ヨーロッパ は いった こと が ありません
Yōroppa wa itta koto ga arimasen / I haven't been to Europe

Thank you in advance!


Looking at the group of sentences (hiragana on top/kanji on bottom):
みなさん は にほん に いった こと が あります か?
皆さん      は 日本      に 行った こと が ありますか?

わたし は アメリカ と カナダ と オーストラリア に いった こと が あります。
私          は アメリカ と  カナダ と オーストラリア に  行った ことがあります。

ヨーロッパ は いった こと が ありません。
ヨーロッパ は  行った こと が ありません。

いきたい です ね!
行きたい です ね!

わたし/I is omitted because it's understood.
This is how I read the conversation:
Everyone (みなさん), have  you been to Japan?
I (わたし) have been to America, Canada and Australia.
(I) have not been to Europe.
(I) want to go.

I'm curious about the は in this sentence: ヨーロッパ は いった こと が ありません
Why not use に or へ?


Yes it is fairly common in Japanese for them to omit watashi.

There may be other terms used such as ore even though publications say that Japanese do not use ore, the terms are actually used by Japanese people regularly.


That publication sounds very outdated. ^^; I hear the term in dramas and anime, and read it in manga all the time. I thought it was strictly masculine, but do women use it now?

I'm still curious about the use of は in this sentence instead of に or へ : 
ヨーロッパ いった こと が ありません


Women seem to use the term ore. I have heard songs by AKB48 where they use that term for themselves.
イ リ ニ

イ リ ニ

As usual, thanks so much to both of you!! :-)
toru e

toru e

@夫婦茶碗, this is because は is a topic maker particle, which may or may not be the subject of the sentence. It's rough usage would be "As for..."

Ex: みなさん は にほん に いった こと が あります か?
=As for everyone [everyone=topic], Japan to + went "experience" [いく -> いった, the past tense verb of "to go" turned to noun with こと -> いったこと]  + is there/have you [there/you=subject, implied but not stated]?

"As for everyone, have you..." sounds redundant, so we just translate it as: "Have you ever been to Japan?"

So, in the statement: ヨーロッパ は いった こと が ありません, the breakdown is:
As for Europe {Europe is the topic, not the subject of the sentence} + went "experience" + there/I (or other pronoun) {subject, implied but not stated} + is not/don't have.

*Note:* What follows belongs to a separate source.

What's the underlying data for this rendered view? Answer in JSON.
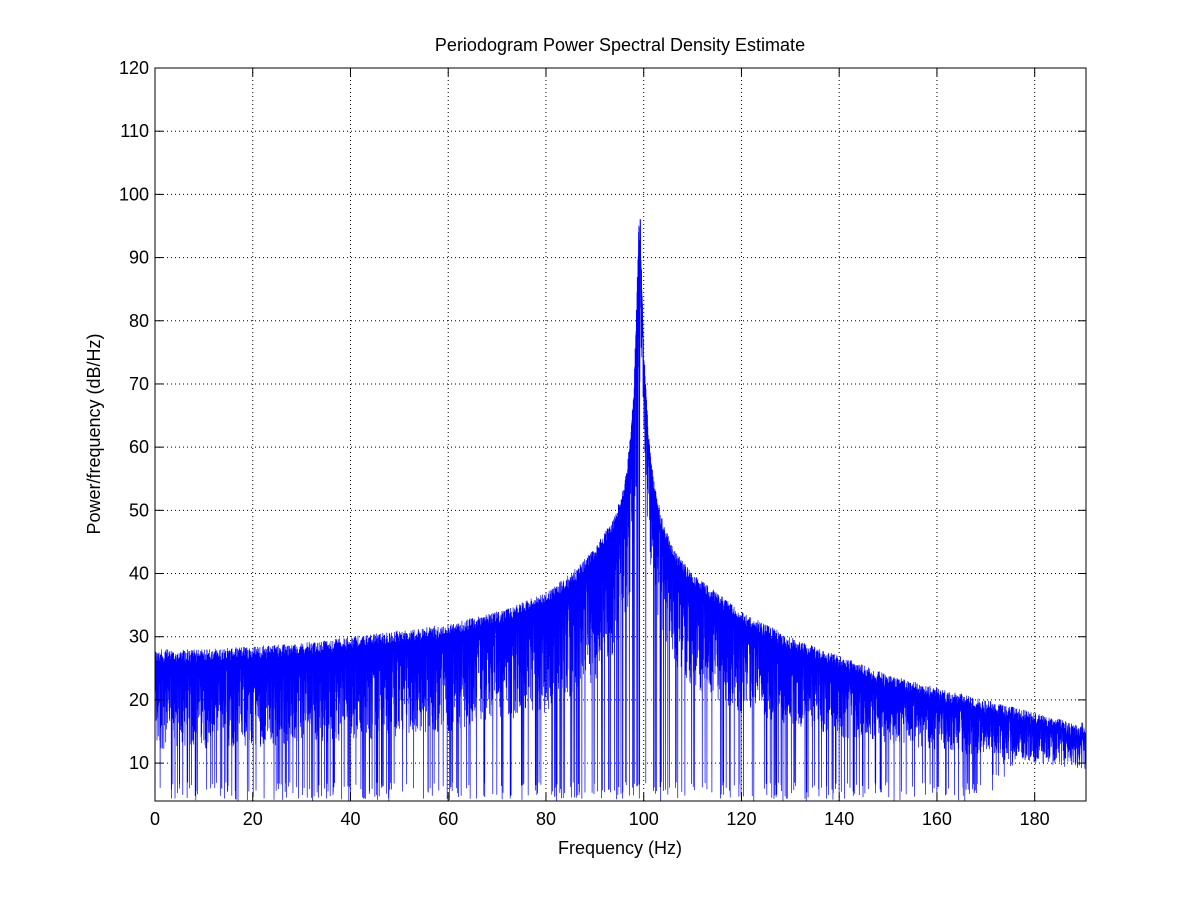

=As for Europe, there is not/I don't have the experience of having gone. {Notice that translated this way, "to" (に) doesn't appear.

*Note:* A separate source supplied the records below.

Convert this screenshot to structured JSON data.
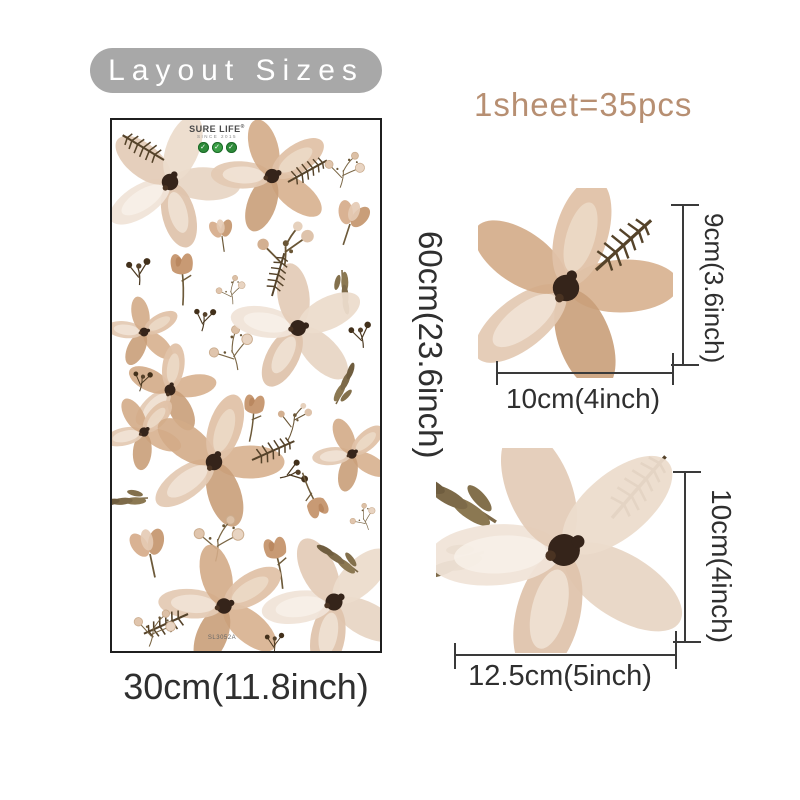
{
  "header": {
    "badge_label": "Layout Sizes",
    "sheet_count_label": "1sheet=35pcs"
  },
  "sheet": {
    "logo_title": "SURE LIFE",
    "logo_reg": "®",
    "logo_subtitle": "SINCE 2015",
    "logo_badge_icons": [
      "eco-badge",
      "eco-badge",
      "eco-badge"
    ],
    "sku": "SL3052A",
    "width_label": "30cm(11.8inch)",
    "height_label": "60cm(23.6inch)"
  },
  "samples": [
    {
      "name": "flower-sample-small",
      "height_label": "9cm(3.6inch)",
      "width_label": "10cm(4inch)"
    },
    {
      "name": "flower-sample-large",
      "height_label": "10cm(4inch)",
      "width_label": "12.5cm(5inch)"
    }
  ],
  "colors": {
    "badge_bg": "#a8a8a8",
    "badge_text": "#ffffff",
    "accent_tan": "#b78f72",
    "dimension_text": "#2f2f2f",
    "dimension_line": "#3a3a3a",
    "sheet_border": "#1f1f1f",
    "petal_light": "#ecddcf",
    "petal_tan": "#c99e79",
    "leaf_olive": "#7d6a49",
    "leaf_dark": "#55432a",
    "flower_center": "#35241a",
    "logo_green": "#2e8b3a"
  }
}
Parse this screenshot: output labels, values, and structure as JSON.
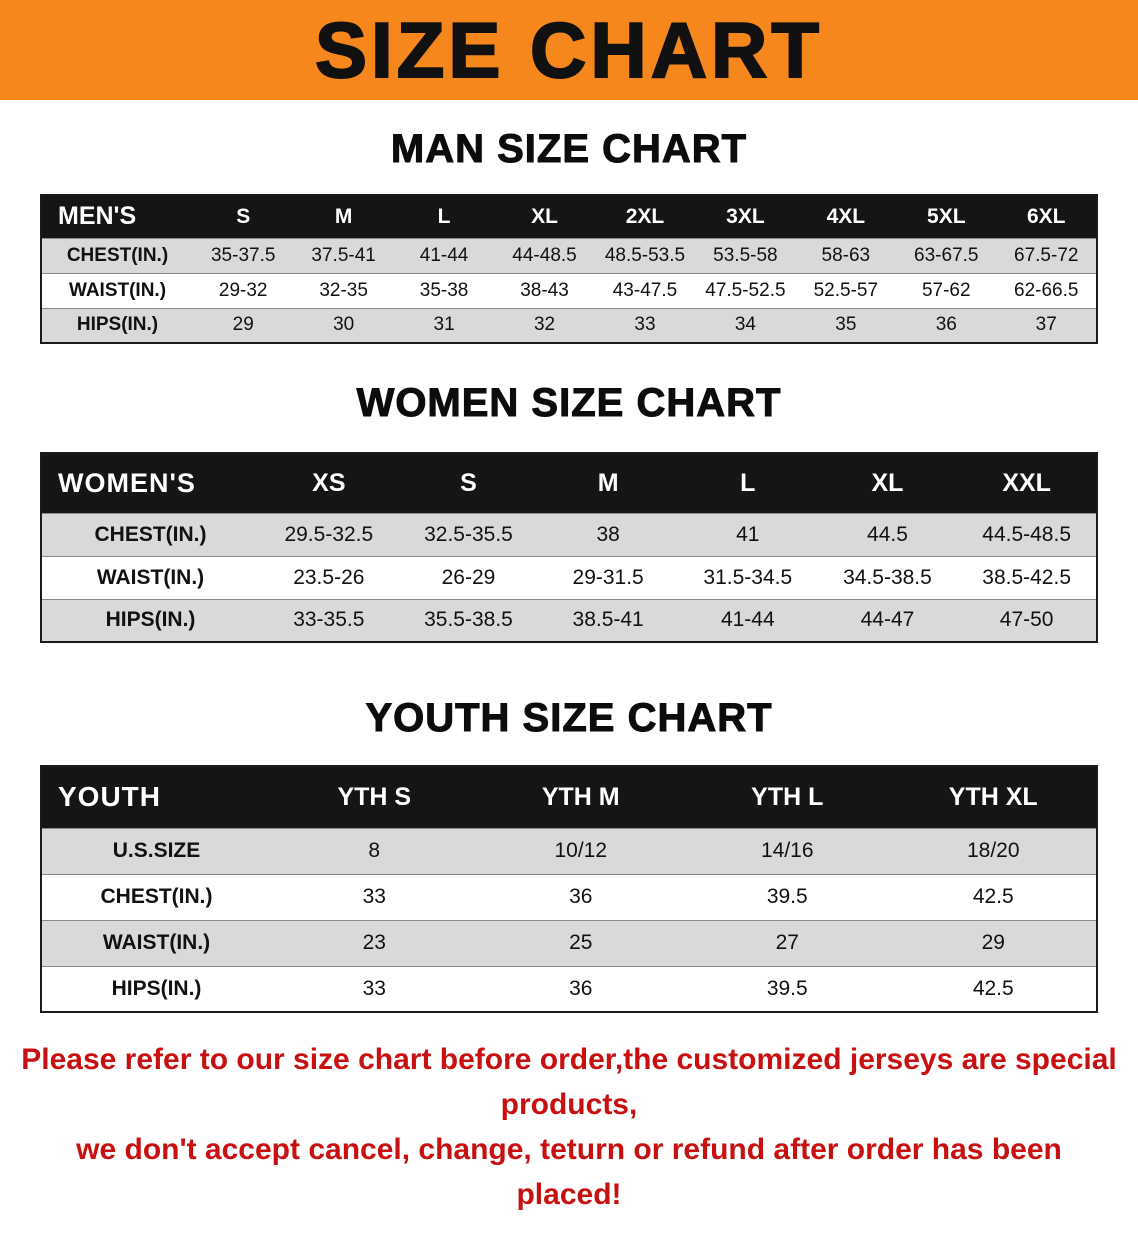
{
  "banner": {
    "title": "SIZE CHART"
  },
  "tables": [
    {
      "id": "men",
      "heading": "MAN SIZE CHART",
      "header": [
        "MEN'S",
        "S",
        "M",
        "L",
        "XL",
        "2XL",
        "3XL",
        "4XL",
        "5XL",
        "6XL"
      ],
      "rows": [
        [
          "CHEST(IN.)",
          "35-37.5",
          "37.5-41",
          "41-44",
          "44-48.5",
          "48.5-53.5",
          "53.5-58",
          "58-63",
          "63-67.5",
          "67.5-72"
        ],
        [
          "WAIST(IN.)",
          "29-32",
          "32-35",
          "35-38",
          "38-43",
          "43-47.5",
          "47.5-52.5",
          "52.5-57",
          "57-62",
          "62-66.5"
        ],
        [
          "HIPS(IN.)",
          "29",
          "30",
          "31",
          "32",
          "33",
          "34",
          "35",
          "36",
          "37"
        ]
      ]
    },
    {
      "id": "women",
      "heading": "WOMEN SIZE CHART",
      "header": [
        "WOMEN'S",
        "XS",
        "S",
        "M",
        "L",
        "XL",
        "XXL"
      ],
      "rows": [
        [
          "CHEST(IN.)",
          "29.5-32.5",
          "32.5-35.5",
          "38",
          "41",
          "44.5",
          "44.5-48.5"
        ],
        [
          "WAIST(IN.)",
          "23.5-26",
          "26-29",
          "29-31.5",
          "31.5-34.5",
          "34.5-38.5",
          "38.5-42.5"
        ],
        [
          "HIPS(IN.)",
          "33-35.5",
          "35.5-38.5",
          "38.5-41",
          "41-44",
          "44-47",
          "47-50"
        ]
      ]
    },
    {
      "id": "youth",
      "heading": "YOUTH SIZE CHART",
      "header": [
        "YOUTH",
        "YTH S",
        "YTH M",
        "YTH L",
        "YTH XL"
      ],
      "rows": [
        [
          "U.S.SIZE",
          "8",
          "10/12",
          "14/16",
          "18/20"
        ],
        [
          "CHEST(IN.)",
          "33",
          "36",
          "39.5",
          "42.5"
        ],
        [
          "WAIST(IN.)",
          "23",
          "25",
          "27",
          "29"
        ],
        [
          "HIPS(IN.)",
          "33",
          "36",
          "39.5",
          "42.5"
        ]
      ]
    }
  ],
  "disclaimer": {
    "lines": [
      "Please refer to our size chart before order,the customized jerseys are special products,",
      "we don't accept cancel, change, teturn or refund after order has been placed!"
    ]
  },
  "colors": {
    "banner_bg": "#F6871D",
    "banner_text": "#111111",
    "table_header_bg": "#151515",
    "table_header_text": "#FFFFFF",
    "row_alt_bg": "#D9D9D9",
    "row_bg": "#FFFFFF",
    "disclaimer_text": "#C81010"
  }
}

So even though "I've never been to Europe" has the same gist, the earlier translation breaks down the grammar a little clearer in my opinion.
イ リ ニ

イ リ ニ

Oh, that gives me a bit of new insight, thank you toru e!


@toru e
Thank you for the detailed explanation. I had to read it a few times, but now it feels like it has really sunk in and that I understand the grammar.
toru e

toru e

No problem! By the way, I found this blog post on "wa" vs. "ga" on 80/20 Japanese  that may help explain the grammar better. I like that he immediately says that the question should really be, "what is the purpose of 'wa'?". I read his e-book and it really helped me nail down the particles. I like the way he explains grammar.

"Wa" vs. "ga":


Thank you for the link!

Did you find his e-book worth the $39? The price seems steep for a book that cannot be previewed but if he explains grammar the way he does in his blog posts then it's probably worth the investment.
toru e

toru e

Good question. For me, it was worth the investment when it got to the chapters of noun phrases. Genki I doesn't really do a good job of explaining how fundamental (or useful) these noun phrases are in Japanese.

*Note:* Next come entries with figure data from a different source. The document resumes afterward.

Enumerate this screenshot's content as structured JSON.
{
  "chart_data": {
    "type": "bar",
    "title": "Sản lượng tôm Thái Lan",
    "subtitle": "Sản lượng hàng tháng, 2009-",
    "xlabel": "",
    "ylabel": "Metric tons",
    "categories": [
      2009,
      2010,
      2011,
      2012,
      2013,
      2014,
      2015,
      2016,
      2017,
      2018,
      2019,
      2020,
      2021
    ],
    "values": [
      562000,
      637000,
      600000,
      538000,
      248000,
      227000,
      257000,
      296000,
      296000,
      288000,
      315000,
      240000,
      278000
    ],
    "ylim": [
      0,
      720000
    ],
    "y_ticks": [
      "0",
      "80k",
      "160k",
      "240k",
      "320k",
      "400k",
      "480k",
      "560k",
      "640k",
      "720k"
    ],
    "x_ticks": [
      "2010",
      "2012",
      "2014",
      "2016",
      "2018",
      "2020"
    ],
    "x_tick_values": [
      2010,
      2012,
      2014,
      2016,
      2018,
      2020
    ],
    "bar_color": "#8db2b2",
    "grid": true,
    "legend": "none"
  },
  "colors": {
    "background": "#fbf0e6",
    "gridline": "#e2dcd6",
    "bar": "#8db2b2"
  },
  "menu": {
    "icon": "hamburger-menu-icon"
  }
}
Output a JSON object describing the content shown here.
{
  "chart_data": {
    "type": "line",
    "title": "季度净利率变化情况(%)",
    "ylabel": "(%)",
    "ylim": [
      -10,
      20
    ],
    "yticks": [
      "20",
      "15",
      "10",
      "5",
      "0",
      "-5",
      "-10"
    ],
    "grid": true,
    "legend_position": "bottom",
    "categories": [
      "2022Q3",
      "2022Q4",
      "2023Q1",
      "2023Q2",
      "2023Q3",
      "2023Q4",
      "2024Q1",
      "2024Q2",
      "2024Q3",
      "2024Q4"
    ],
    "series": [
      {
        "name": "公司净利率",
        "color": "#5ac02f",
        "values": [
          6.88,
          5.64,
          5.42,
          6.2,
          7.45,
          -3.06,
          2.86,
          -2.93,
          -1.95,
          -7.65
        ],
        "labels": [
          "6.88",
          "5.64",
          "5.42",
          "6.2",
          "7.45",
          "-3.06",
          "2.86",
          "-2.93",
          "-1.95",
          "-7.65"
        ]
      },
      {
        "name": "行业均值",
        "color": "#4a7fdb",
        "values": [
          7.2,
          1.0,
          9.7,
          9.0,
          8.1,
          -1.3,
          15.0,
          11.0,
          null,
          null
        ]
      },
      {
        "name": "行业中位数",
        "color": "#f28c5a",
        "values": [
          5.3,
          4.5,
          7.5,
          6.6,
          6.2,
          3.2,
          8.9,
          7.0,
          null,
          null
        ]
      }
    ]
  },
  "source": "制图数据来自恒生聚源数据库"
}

I was on the fence about it too, so I did the freebie chapter previews.  I was already almost finished with Genki II at that point so the first couple of chapters seemed pretty basic. I ended up buying it anyway because, like you mentioned, I like the way he explains grammar. I found that it was still quite useful for the later chapters.  I also like that there's a section on transitive/intransitive forms with respect to the particles, because I was always screwing those up. :(

Anyway, I think it's really useful for upper beginners because it helps solidify knowledge you already have.